The walls seem to be closing in on Ohio’s Public Records Act in southwest Ohio. The Twelfth District Court of Appeals refused to order disclosure of hundreds of pages of documents regarding missing property from the Goshen Township Police Department that were turned over to the Ohio Bureau of Criminal Identification and Investigation (“BCI”). The Community Journal, North Clermont v. Reed, 2014-Ohio-5745 (Dec. 30, 2014). This is the court’s second recent blow to the Act. See Miller v. Ohio State Highway Patrol, 2014-Ohio-2244 (finding, on remand from the Ohio Supreme Court, that police cruiser cam videos of sobriety tests are not public records).
In August 2013, the Clermont County Sherriff’s Office and the Goshen Township Chief of Police sought BCI’s help in investigating potential fraud by local law enforcement. BCI received documents from the police that it “assembled, compiled and maintained” for its investigation. A reporter for The Community Journal, North Clermont contacted BCI and requested permission to inspect the documents sent by the police department. BCI denied the request citing Ohio Rev. Code ¶149.43(A)(1)(h), the confidential law enforcement investigatory records exception. Specifically, BCI argued that the records were part of an ongoing investigation and release of the record would create a high probability of disclosure of specific investigatory work product.
The newspaper subsequently filed a writ of mandamus against BCI. After several months of litigation, the investigation concluded and BCI released most of the requested records. BCI filed a notice that the issue at the heart of the lawsuit was moot. The newspaper argued that “the action is not moot because the issue is ‘capable of repetition yet evading review.'” ¶26-27 (explaining the exception to the general rule that providing the requested records renders the mandamus claim moot). The appellate court found that, although the limited exception to the mootness doctrine did not apply, “the production of requested documents does not . . . moot a claim for [statutory] damages.” ¶29. Therefore, the court considered whether BCI violated the Act when it initially refused to release the requested information under the specific investigatory work product exception.
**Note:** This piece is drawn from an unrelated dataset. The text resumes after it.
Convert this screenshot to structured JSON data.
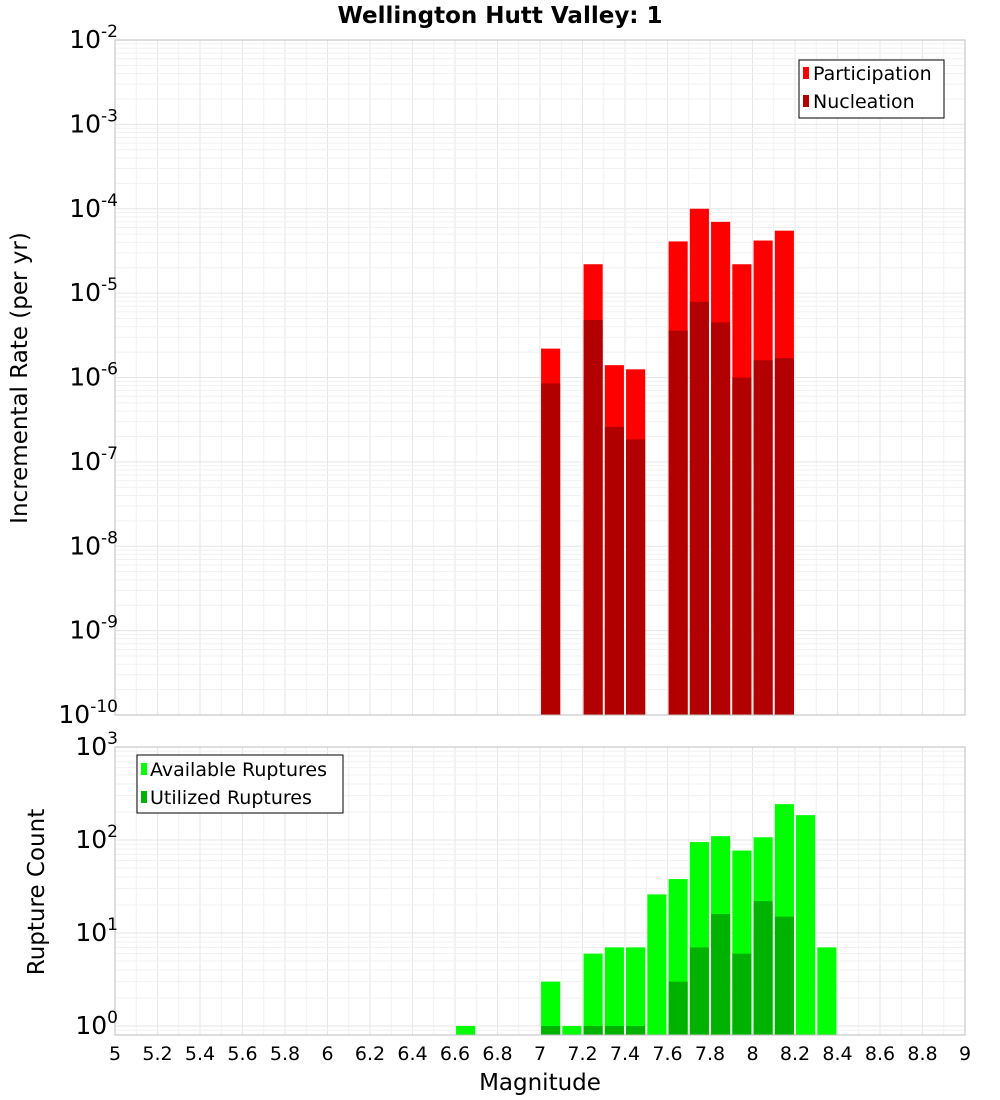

In a 2-1 decision, the appellate court rejected the newspaper’s arguments. First, under an extremely broad interpretation of prior Ohio Supreme Court caselaw, the court found that since BCI “compiled” and “assembled” the records from the police department (read: received and put in a file), the records were “specific investigatory work product.”
Second, under an extremely narrow interpretation of “the precise question” before the court, the Twelfth District found that the “documents BCI received from the Police Department were not BCI’s ‘public records’ as the documents were not kept by BCI to ‘document the organization . . . .” ¶38. Since the documents “were never BCI’s ‘records,'” the court found that the requested documents “do not fall under the ambit of the Public Records Act and do not need to be disclosed.” Id. Wait, what? If the requested documents weren’t public records to begin with, then why did the court consider the applicability of the investigatory work product exception?
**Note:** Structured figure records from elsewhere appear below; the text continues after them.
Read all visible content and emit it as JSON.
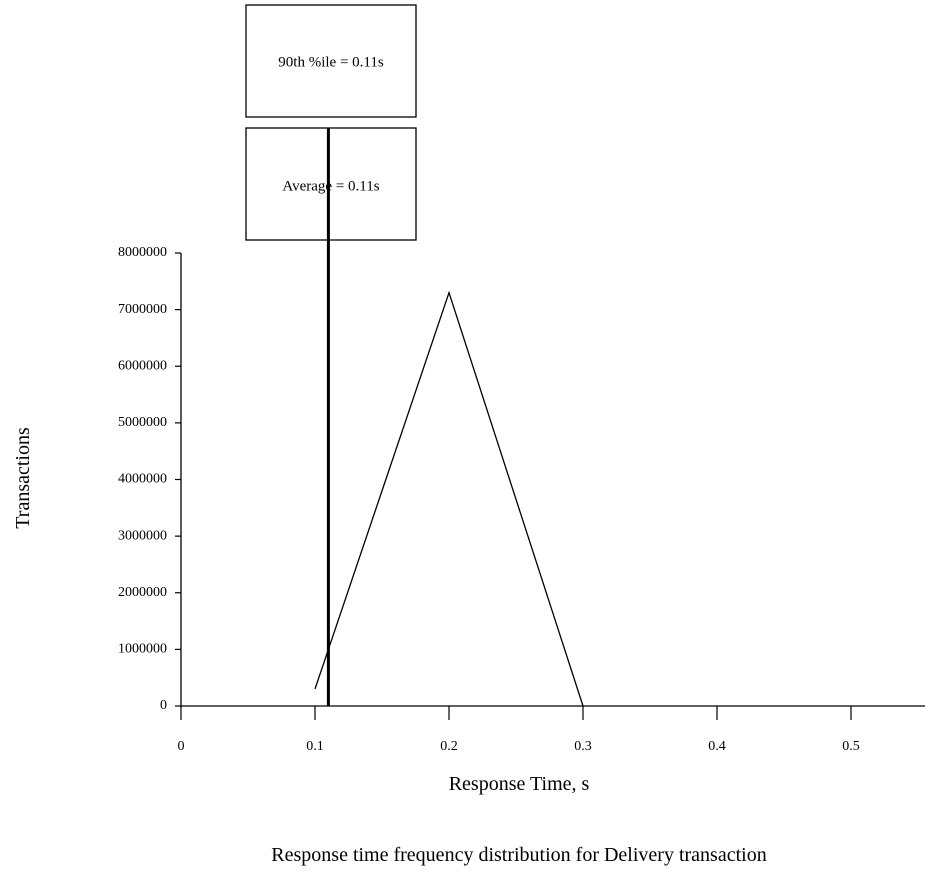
{
  "chart_data": {
    "type": "line",
    "title": "Response time frequency distribution for Delivery transaction",
    "xlabel": "Response Time, s",
    "ylabel": "Transactions",
    "x_ticks": [
      "0",
      "0.1",
      "0.2",
      "0.3",
      "0.4",
      "0.5"
    ],
    "y_ticks": [
      "0",
      "1000000",
      "2000000",
      "3000000",
      "4000000",
      "5000000",
      "6000000",
      "7000000",
      "8000000"
    ],
    "xlim": [
      0,
      0.55
    ],
    "ylim": [
      0,
      8000000
    ],
    "series": [
      {
        "x": [
          0.1,
          0.2,
          0.3
        ],
        "y": [
          300000,
          7300000,
          0
        ]
      }
    ],
    "markers": [
      {
        "label": "90th %ile = 0.11s",
        "x": 0.11
      },
      {
        "label": "Average = 0.11s",
        "x": 0.11
      }
    ],
    "grid": false,
    "legend": "none"
  }
}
To recap, the appellate court (1) unnecessarily opened a gaping hole in the Act with its far-reaching interpretation of what constitutes “specific investigatory work product,” and (2) distinguished (disregarded?) longstanding Ohio law that provides that, “[o]nce clothed with the public records cloak, the records cannot be defrocked of their status.” Cincinnati Enquirer v. Hamilton Cty., 75 Ohio St. 3d 374, 378 (1996). Accord: Morgan v. New Lexington, 112 Ohio St. 3d 33, 2006-Ohio-6365 (refusing to find that records sent by the city to BCI fall under the confidential law enforcement exception). While Judge Hendrickson’s partial dissent offers some refreshing analysis, it may be too little too late – at least until these issues are before the Ohio Supreme Court.